As someone who thinks it’s a bad idea to try to write legislation focused on compute thresholds, because I believe that compute thresholds will become outdated suddenly in the not so distant future… I would far rather that legislators say something along the lines of, “We do not currently have a good way to measure how risky a given AI system is. As a first step we are going to commission the creation of a battery of tests, some public and some classified, to thoroughly evaluate a given system. We will require all companies wishing to do business in our country to submit their models to our examination.”
I’ve been working for the past 8 months on trying to create good evaluations of AI biorisk. My team’s initial attempts to do this were met with the accusation that our evaluations were insufficiently precise and objective. That’s not wrong. They were the best we could do at short notice, but far from adequate. We’ve been working hard since then to develop better evals, thorough and objective enough to convince skeptics. But this isn’t easy. It’s a labor intensive process, and we can’t afford much labor. The US Federal Government CAN afford to hire a bunch of scientists to design and author and review thousands of in-depth questions.

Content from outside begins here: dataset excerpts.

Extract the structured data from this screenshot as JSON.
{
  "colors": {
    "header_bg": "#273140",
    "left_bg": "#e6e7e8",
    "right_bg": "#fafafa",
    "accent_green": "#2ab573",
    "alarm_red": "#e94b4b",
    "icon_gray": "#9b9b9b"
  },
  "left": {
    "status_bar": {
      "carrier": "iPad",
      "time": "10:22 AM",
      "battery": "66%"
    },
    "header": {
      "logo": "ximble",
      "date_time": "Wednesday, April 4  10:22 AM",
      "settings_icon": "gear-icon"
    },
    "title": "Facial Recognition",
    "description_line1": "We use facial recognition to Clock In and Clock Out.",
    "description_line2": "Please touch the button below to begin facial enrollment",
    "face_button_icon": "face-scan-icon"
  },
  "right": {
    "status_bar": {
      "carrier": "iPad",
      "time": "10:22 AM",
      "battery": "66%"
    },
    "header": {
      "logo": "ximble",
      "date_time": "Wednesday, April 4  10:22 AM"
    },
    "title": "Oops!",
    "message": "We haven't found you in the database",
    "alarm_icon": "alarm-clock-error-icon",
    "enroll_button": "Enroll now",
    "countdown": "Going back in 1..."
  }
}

Criticisms of the biorisk evals so far have pointed out:
‘Yes, the models show a lot of book knowledge about virology and genetic engineering, but that’s because reciting facts from papers and textbooks plays to their strengths. Their high scores on such tests don’t imply the same level of understanding or skill or utility as would similarly high scores from a human expert. This fails to evaluate the most important bottlenecks such as the detailed tacit knowledge of hands-on wetlab skills.’
Sure, we need to check for both. But without adequate funding, how can we be expected to be able to hire people to go set up fake lab experiments and photograph and videotape them going wrong to create tests to see if models like GPT-4o can help troubleshoot well enough to be a significant uplift for inexpert lab workers? That’s inherently a time-intensive and material-intensive sort of test to create! And until we do, and then show that the AI models get low scores on those exams, we are operating under uncertainty about the models’ skills. Our critics assume the models are currently incapable at this and will remain so, but they offer no proof of that. They are not scrambling themselves to create the tests which could prove the models’ incapability. Given the novel territory rapidly being broken by new models, we should start considering new models ‘dangerous until proven safe’ not ‘innocent until proven guilty’.
My vision of model regulation
To be clear, my goal is not to stifle model development and release, or harm the open-source community. I expect the process of evaluating models to be something we can do cheaply, automatically, quickly. You submit your model weights and code through a web form, and get back a thumbs up within minutes. It’s free and easy. You never see anyone failing to pass. The first failure will very likely occur when one of the largest labs submits their latest experimental model’s checkpoint, long before they’d even considered releasing it publicly, just to satisfy their curiosity. And when that day comes, we will all be immensely grateful that we had the safety checks in place.
The expense of designing, creating, and operating this will be substantial. But it is in the service of preventing a national security catastrophe, so it seems to me like a very worthwhile expenditure of taxpayer funds.